Killer and Writer: Stephen Kin: “Billy Summers”. Review. – Culture


Billy Summers sits waiting in the hotel lobby and has a comic book in front of him, from the series “Archie’s Pals and Gals”, but only for disguise, his mind is on “Thérèse Raquin”, the third novel by Émile Zola. It’s Friday lunchtime and he’s supposed to take on a new job for two million, the last coup, then he wants to retire. Billy is in his forties, he was an excellent sniper in the Marines, in the Iraq war, in the fight in Fallujah. Zola’s novel is a young man’s book, he thinks.

Billy likes to play the naive and simple-minded towards others, but he knows very well about fake accounts, surveillance software, wigs or buckled artificial bellies – with all the tricks to make yourself invisible in modern society. Billy Summers is a professional hit man, and for survival in this profession it is important that he keeps his world in order, in an individual way, sensitive and open to everything. An American intellectual, pragmatic and influenced by American culture, a playful reflection of the author Stephen King. Zola’s book, he thinks, is like crossing a novel by James M. Cain with an EC comic from the fifties. The evening after he accepted the new assignment and found out about the victim on the Internet, he watches “Asphalt Jungle”, a “bewitched” film of the last coup. You know the end of stories like this.

Stephen King tells of Billy Summers with cautious precision, sometimes with unheard-of naivety – in which the obvious is always very complex and the underground is a matter of course. The charm of the book comes from its comfort, also in terms of morality. Billy only kills bad people. He despises the super-rich and corrupt, all of them lousy, unscrupulous philistines. His work mainly consists of waiting for the exact moment for the fatal shot. And the narrator Stephen King is a master of procrastination, the passage of time and the still lifes it produces. The days are long, the summer is passing by.

American paternalism can be immensely infantile

Billy poses as a writer, moves into an office in a tower in the city of Red Bluff, from a window there he has the best view of the entrance to the courthouse – on the steps in front of it he is supposed to find an accused murderer when he is going to his trial will do with one shot. While he waits, he builds up fake normal-middle-class livelihoods, he goes by the names David and Dalton, comes into contact with the families in the neighborhood, there are garden parties, Monopoly with the children, lots of Feelgood. Also: sex with a young employee from the office tower. On the outskirts he secretly rents a basement apartment to go into hiding after the shot and the excitement it will cause, and here he finally takes over the supervision of Daphne and Walter, a green lily and a hard-working Lieschen, when a neighbor couple has to travel.

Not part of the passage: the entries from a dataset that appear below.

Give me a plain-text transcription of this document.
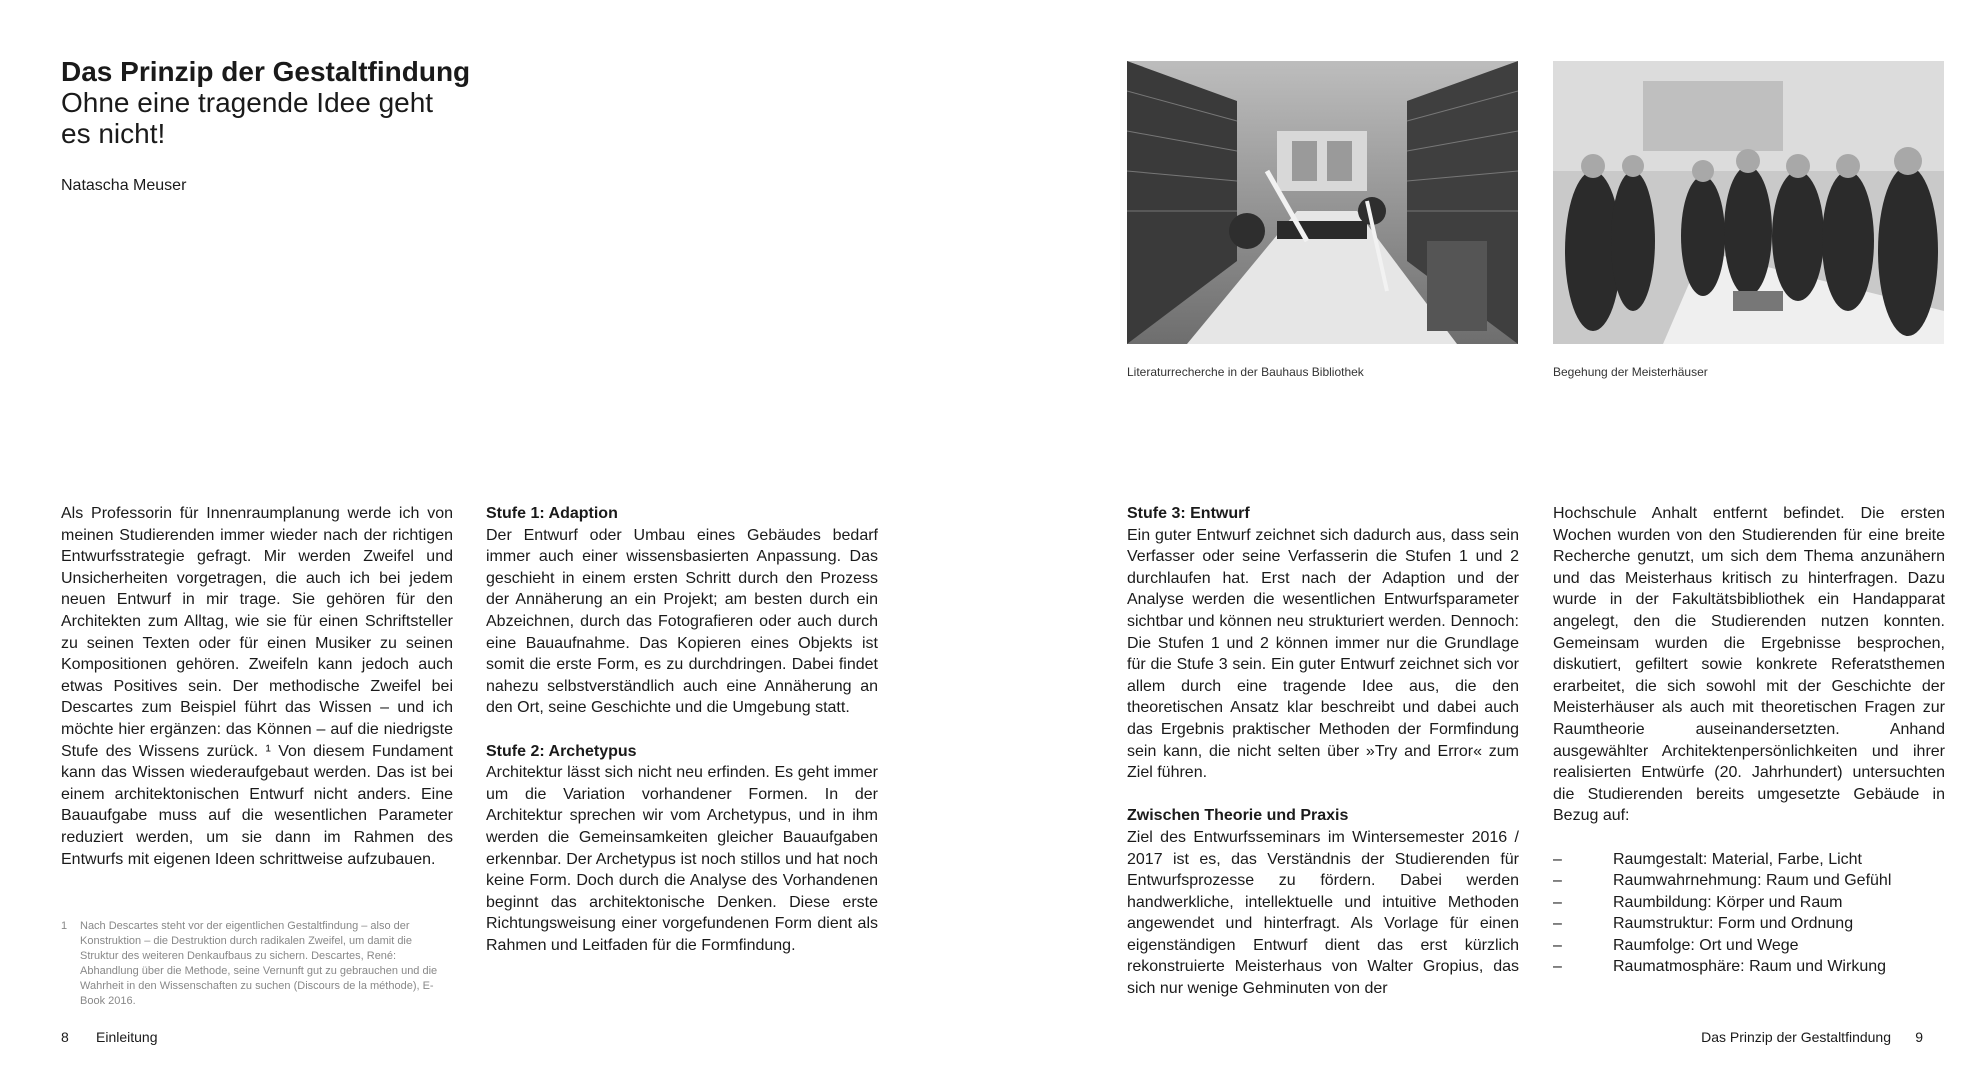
Das Prinzip der Gestaltfindung
Ohne eine tragende Idee geht es nicht!
Natascha Meuser
Literaturrecherche in der Bauhaus Bibliothek	Begehung der Meisterhäuser

Als Professorin für Innenraumplanung werde ich von meinen Studierenden immer wieder nach der richtigen Entwurfsstrategie gefragt. Mir werden Zweifel und Unsicherheiten vorgetragen, die auch ich bei jedem neuen Entwurf in mir trage. Sie gehören für den Architekten zum Alltag, wie sie für einen Schriftsteller zu seinen Texten oder für einen Musiker zu seinen Kompositionen gehören. Zweifeln kann jedoch auch etwas Positives sein. Der methodische Zweifel bei Descartes zum Beispiel führt das Wissen – und ich möchte hier ergänzen: das Können – auf die niedrigste Stufe des Wissens zurück. ¹ Von diesem Fundament kann das Wissen wiederaufgebaut werden. Das ist bei einem architektonischen Entwurf nicht anders. Eine Bauaufgabe muss auf die wesentlichen Parameter reduziert werden, um sie dann im Rahmen des Entwurfs mit eigenen Ideen schrittweise aufzubauen.

1 Nach Descartes steht vor der eigentlichen Gestaltfindung – also der Konstruktion – die Destruktion durch radikalen Zweifel, um damit die Struktur des weiteren Denkaufbaus zu sichern. Descartes, René: Abhandlung über die Methode, seine Vernunft gut zu gebrauchen und die Wahrheit in den Wissenschaften zu suchen (Discours de la méthode), E-Book 2016.

Stufe 1: Adaption

Der Entwurf oder Umbau eines Gebäudes bedarf immer auch einer wissensbasierten Anpassung. Das geschieht in einem ersten Schritt durch den Prozess der Annäherung an ein Projekt; am besten durch ein Abzeichnen, durch das Fotografieren oder auch durch eine Bauaufnahme. Das Kopieren eines Objekts ist somit die erste Form, es zu durchdringen. Dabei findet nahezu selbstverständlich auch eine Annäherung an den Ort, seine Geschichte und die Umgebung statt.

Stufe 2: Archetypus

Architektur lässt sich nicht neu erfinden. Es geht immer um die Variation vorhandener Formen. In der Architektur sprechen wir vom Archetypus, und in ihm werden die Gemeinsamkeiten gleicher Bauaufgaben erkennbar. Der Archetypus ist noch stillos und hat noch keine Form. Doch durch die Analyse des Vorhandenen beginnt das architektonische Denken. Diese erste Richtungsweisung einer vorgefundenen Form dient als Rahmen und Leitfaden für die Formfindung.

Stufe 3: Entwurf

Ein guter Entwurf zeichnet sich dadurch aus, dass sein Verfasser oder seine Verfasserin die Stufen 1 und 2 durchlaufen hat. Erst nach der Adaption und der Analyse werden die wesentlichen Entwurfsparameter sichtbar und können neu strukturiert werden. Dennoch: Die Stufen 1 und 2 können immer nur die Grundlage für die Stufe 3 sein. Ein guter Entwurf zeichnet sich vor allem durch eine tragende Idee aus, die den theoretischen Ansatz klar beschreibt und dabei auch das Ergebnis praktischer Methoden der Formfindung sein kann, die nicht selten über »Try and Error« zum Ziel führen.

Zwischen Theorie und Praxis

Ziel des Entwurfsseminars im Wintersemester 2016 / 2017 ist es, das Verständnis der Studierenden für Entwurfsprozesse zu fördern. Dabei werden handwerkliche, intellektuelle und intuitive Methoden angewendet und hinterfragt. Als Vorlage für einen eigenständigen Entwurf dient das erst kürzlich rekonstruierte Meisterhaus von Walter Gropius, das sich nur wenige Gehminuten von der

Hochschule Anhalt entfernt befindet. Die ersten Wochen wurden von den Studierenden für eine breite Recherche genutzt, um sich dem Thema anzunähern und das Meisterhaus kritisch zu hinterfragen. Dazu wurde in der Fakultätsbibliothek ein Handapparat angelegt, den die Studierenden nutzen konnten. Gemeinsam wurden die Ergebnisse besprochen, diskutiert, gefiltert sowie konkrete Referatsthemen erarbeitet, die sich sowohl mit der Geschichte der Meisterhäuser als auch mit theoretischen Fragen zur Raumtheorie auseinandersetzten. Anhand ausgewählter Architektenpersönlichkeiten und ihrer realisierten Entwürfe (20. Jahrhundert) untersuchten die Studierenden bereits umgesetzte Gebäude in Bezug auf:

–	Raumgestalt: Material, Farbe, Licht
–	Raumwahrnehmung: Raum und Gefühl
–	Raumbildung: Körper und Raum
–	Raumstruktur: Form und Ordnung
–	Raumfolge: Ort und Wege
–	Raumatmosphäre: Raum und Wirkung
8 Einleitung	Das Prinzip der Gestaltfindung 9
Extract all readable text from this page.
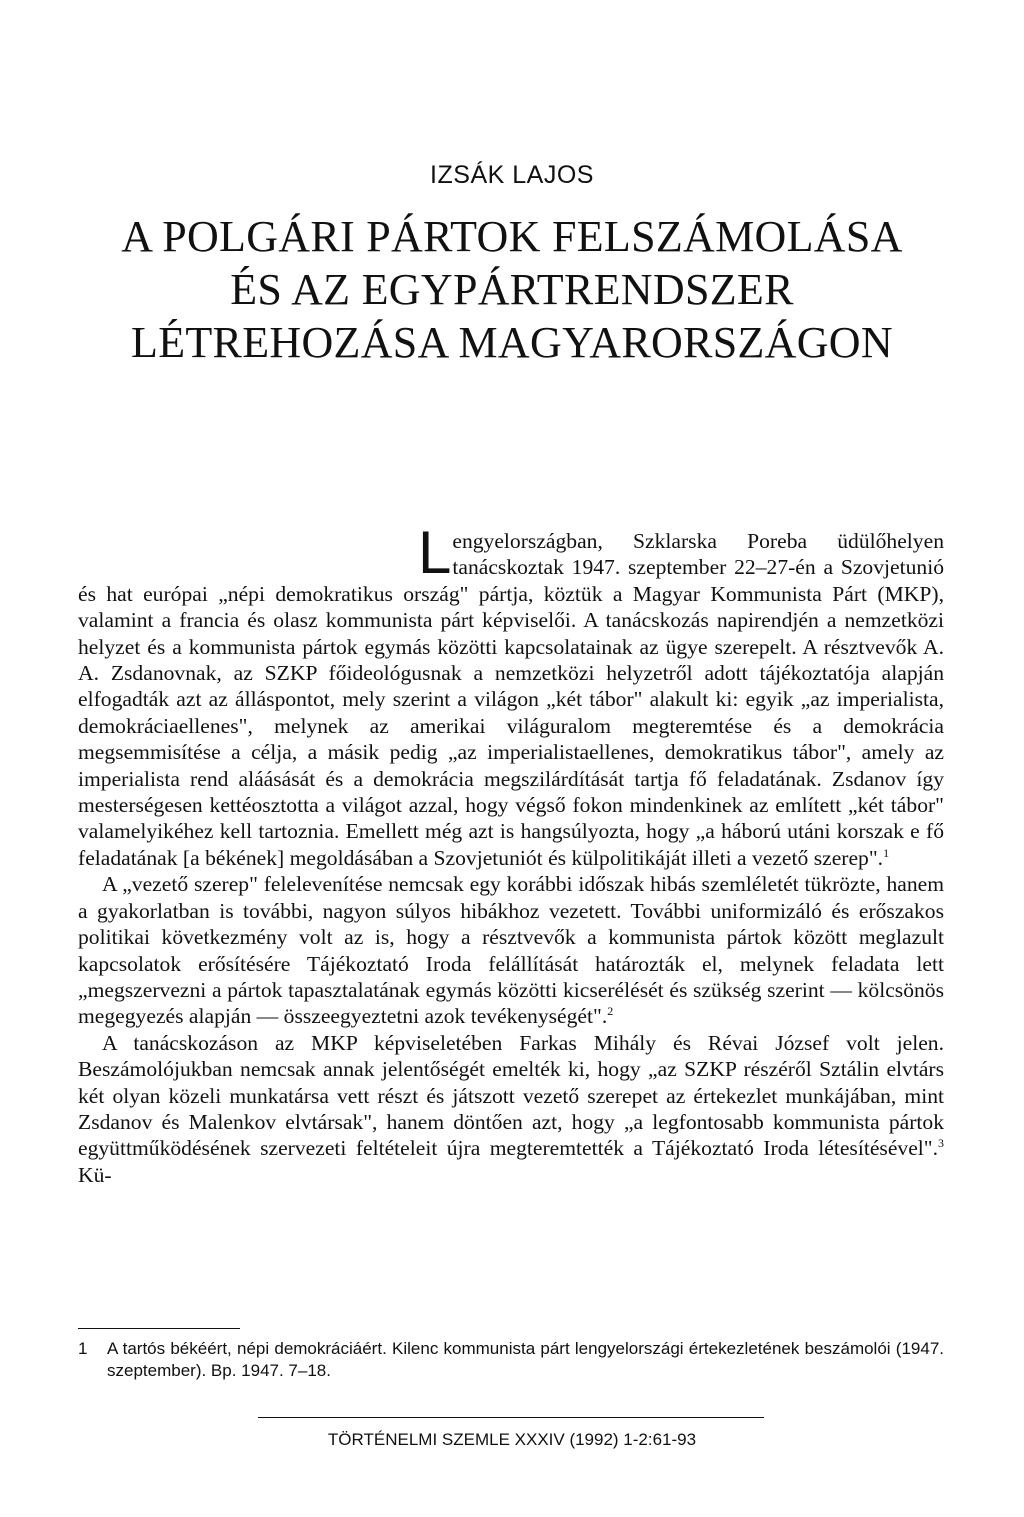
IZSÁK LAJOS
A POLGÁRI PÁRTOK FELSZÁMOLÁSA
ÉS AZ EGYPÁRTRENDSZER
LÉTREHOZÁSA MAGYARORSZÁGON

Lengyelországban, Szklarska Poreba üdülőhelyen tanácskoztak 1947. szeptember 22–27-én a Szovjetunió és hat európai „népi demokratikus ország" pártja, köztük a Magyar Kommunista Párt (MKP), valamint a francia és olasz kommunista párt képviselői. A tanácskozás napirendjén a nemzetközi helyzet és a kommunista pártok egymás közötti kapcsolatainak az ügye szerepelt. A résztvevők A. A. Zsdanovnak, az SZKP főideológusnak a nemzetközi helyzetről adott tájékoztatója alapján elfogadták azt az álláspontot, mely szerint a világon „két tábor" alakult ki: egyik „az imperialista, demokráciaellenes", melynek az amerikai világuralom megteremtése és a demokrácia megsemmisítése a célja, a másik pedig „az imperialistaellenes, demokratikus tábor", amely az imperialista rend aláásását és a demokrácia megszilárdítását tartja fő feladatának. Zsdanov így mesterségesen kettéosztotta a világot azzal, hogy végső fokon mindenkinek az említett „két tábor" valamelyikéhez kell tartoznia. Emellett még azt is hangsúlyozta, hogy „a háború utáni korszak e fő feladatának [a békének] megoldásában a Szovjetuniót és külpolitikáját illeti a vezető szerep".$^1$

A „vezető szerep" felelevenítése nemcsak egy korábbi időszak hibás szemléletét tükrözte, hanem a gyakorlatban is további, nagyon súlyos hibákhoz vezetett. További uniformizáló és erőszakos politikai következmény volt az is, hogy a résztvevők a kommunista pártok között meglazult kapcsolatok erősítésére Tájékoztató Iroda felállítását határozták el, melynek feladata lett „megszervezni a pártok tapasztalatának egymás közötti kicserélését és szükség szerint — kölcsönös megegyezés alapján — összeegyeztetni azok tevékenységét".$^2$

A tanácskozáson az MKP képviseletében Farkas Mihály és Révai József volt jelen. Beszámolójukban nemcsak annak jelentőségét emelték ki, hogy „az SZKP részéről Sztálin elvtárs két olyan közeli munkatársa vett részt és játszott vezető szerepet az értekezlet munkájában, mint Zsdanov és Malenkov elvtársak", hanem döntően azt, hogy „a legfontosabb kommunista pártok együttműködésének szervezeti feltételeit újra megteremtették a Tájékoztató Iroda létesítésével".$^3$ Kü-

1 A tartós békéért, népi demokráciáért. Kilenc kommunista párt lengyelországi értekezletének beszámolói (1947. szeptember). Bp. 1947. 7–18.
TÖRTÉNELMI SZEMLE XXXIV (1992) 1-2:61-93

On the street in front of this basement apartment, three guys dump an unconscious girl, Alice, raped three times on a rainy night. Billy brings her into the house and takes care of her, helps her through the nightmares of the nights, together they sing “A man stands in the forest …” He takes revenge for her, on the three guys. American paternalism can be extremely infantile – there is always a shadow of impotence over its striving for protection. Billy could not prevent the death of his little sister, nine years old, when he was a child. Her stepfather brutally killed her.

As a writer, Billy begins to tell his life, childhood in the trailer, youth home, first love, training with the Marines, the bloody commandos in the Iraq war. For the true crime story of the sister’s death, he chooses a literary mode of simplicity. “The man who was with my mom came home with a broken arm … my sister wanted to bake cookies, but they were totally burned … He killed my sister and I don’t even know his name.” Young Billy takes the man’s gun from his soldier’s chest and shoots him right in the chest. Billy calls this story “The Story of Benjy Compson”; the literary model is the first part of William Faulkner’s “The Sound and the Fury”. At some point in the course of the writing he will replace the names, Benjy with Billy, Compson with Summers.

King has written about the madness of writing before

Lost and found, a novel about getting lost and about the pain it causes to be found again, about stagnation and about lockdown. The story is located in a strange timelessness, it is full of porous, mysterious places where an inexplicable menace is echoed. “Like everyone else, neither of them knows that a dangerous virus will shut down life in America and around the world in six months …”

There has been the madness of writing with Stephen King before, with the writ-blocked Jack Torrance in “The Shining”. On their escape, Billy and Alice find shelter with Billy’s best friend, whose mountain hut is near the ruins of a burned-down hotel – ghosts are said to roam there, which will also shape Billy’s letter in its final phase.

A love story that remains in the balance, will only come true when it is told, in a diffuse creative process. A book about realism and fatalism, and whether they are not the same in the end. If there is a god, Billy ponders sarcastically on the drive, then he’s doing his job totally shitty. Alice, who woke up in the passenger seat, argues: If there is a god, then he created that. Her gaze fell on the Rocky Mountains for the first time.

Stephen King: Billy Summers. Translated from the English by Bernhard Kleinschmidt. Heyne Verlag, Munich 2021. 719 pages, 26 euros.